Originally Posted by
SurfinTurf
I am a Windows LAN Administrator, 10 years running. However, in my latest need for a central file server for the LAN, I've decided to give Ubuntu Linux 8.04 a go because of its low overhead and IP bonding ability (awesome cool, ip bonding!). Well I have read 2 books and been all over Ubuntu documentation and articles all over the web and feel pretty comfortable moving around and configuring on Ubuntu. Except I cannot easily manipulate ACL's on network shares that are stored on the Ubuntu box using Active Directory users and groups.
I have installed and configured samba, kerberos, nfs and winbind. Plenty of documentation on that. I tie in and authenticate with AD. I can read my AD users and groups using
wbinfo -u
wbinfo -g
I have also played around with setfacl, chmod, chown.

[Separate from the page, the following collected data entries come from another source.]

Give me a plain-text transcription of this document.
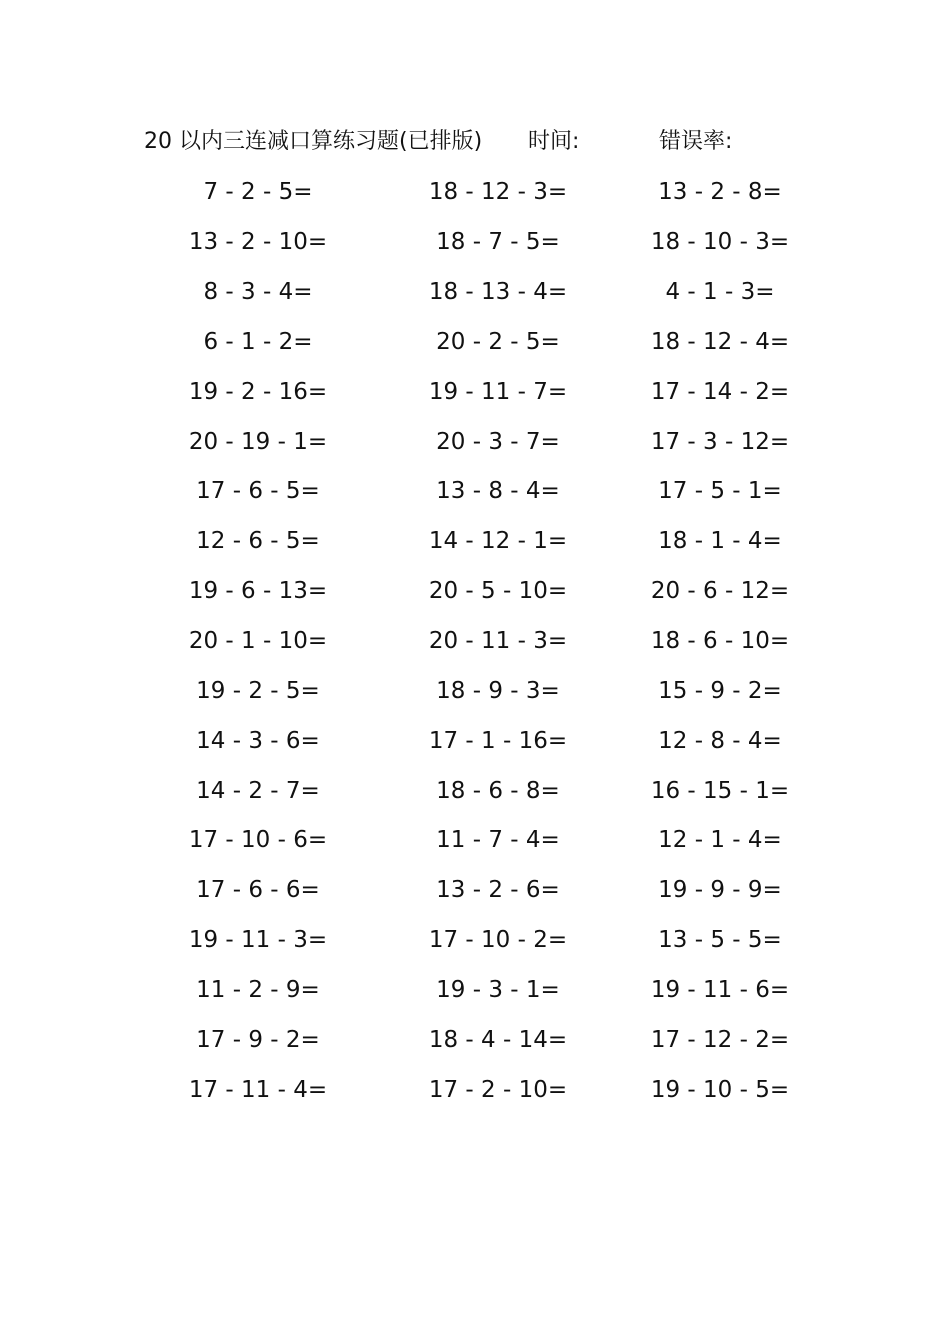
20 以内三连减口算练习题(已排版) 时间:	错误率:
7 - 2 - 5=	18 - 12 - 3=	13 - 2 - 8=
13 - 2 - 10=	18 - 7 - 5=	18 - 10 - 3=
8 - 3 - 4=	18 - 13 - 4=	4 - 1 - 3=
6 - 1 - 2=	20 - 2 - 5=	18 - 12 - 4=
19 - 2 - 16=	19 - 11 - 7=	17 - 14 - 2=
20 - 19 - 1=	20 - 3 - 7=	17 - 3 - 12=
17 - 6 - 5=	13 - 8 - 4=	17 - 5 - 1=
12 - 6 - 5=	14 - 12 - 1=	18 - 1 - 4=
19 - 6 - 13=	20 - 5 - 10=	20 - 6 - 12=
20 - 1 - 10=	20 - 11 - 3=	18 - 6 - 10=
19 - 2 - 5=	18 - 9 - 3=	15 - 9 - 2=
14 - 3 - 6=	17 - 1 - 16=	12 - 8 - 4=
14 - 2 - 7=	18 - 6 - 8=	16 - 15 - 1=
17 - 10 - 6=	11 - 7 - 4=	12 - 1 - 4=
17 - 6 - 6=	13 - 2 - 6=	19 - 9 - 9=
19 - 11 - 3=	17 - 10 - 2=	13 - 5 - 5=
11 - 2 - 9=	19 - 3 - 1=	19 - 11 - 6=
17 - 9 - 2=	18 - 4 - 14=	17 - 12 - 2=
17 - 11 - 4=	17 - 2 - 10=	19 - 10 - 5=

Can anyone point me to documentation, book, web page, 2-paragraph-blog, anything on how to 'manipulate Microsoft Active Directory users and groups in ACL's for Ubuntu shares' please? For instance, one of my shares will be a 'Common' share. Then I'll have folder's in there that various groups and users can access (i.e. HR folder for HR group to write, but everyone else read, etc....) These are things I'm very comfortable manipulating on Windows file sharing. It does not however seem as straightforward in Linux.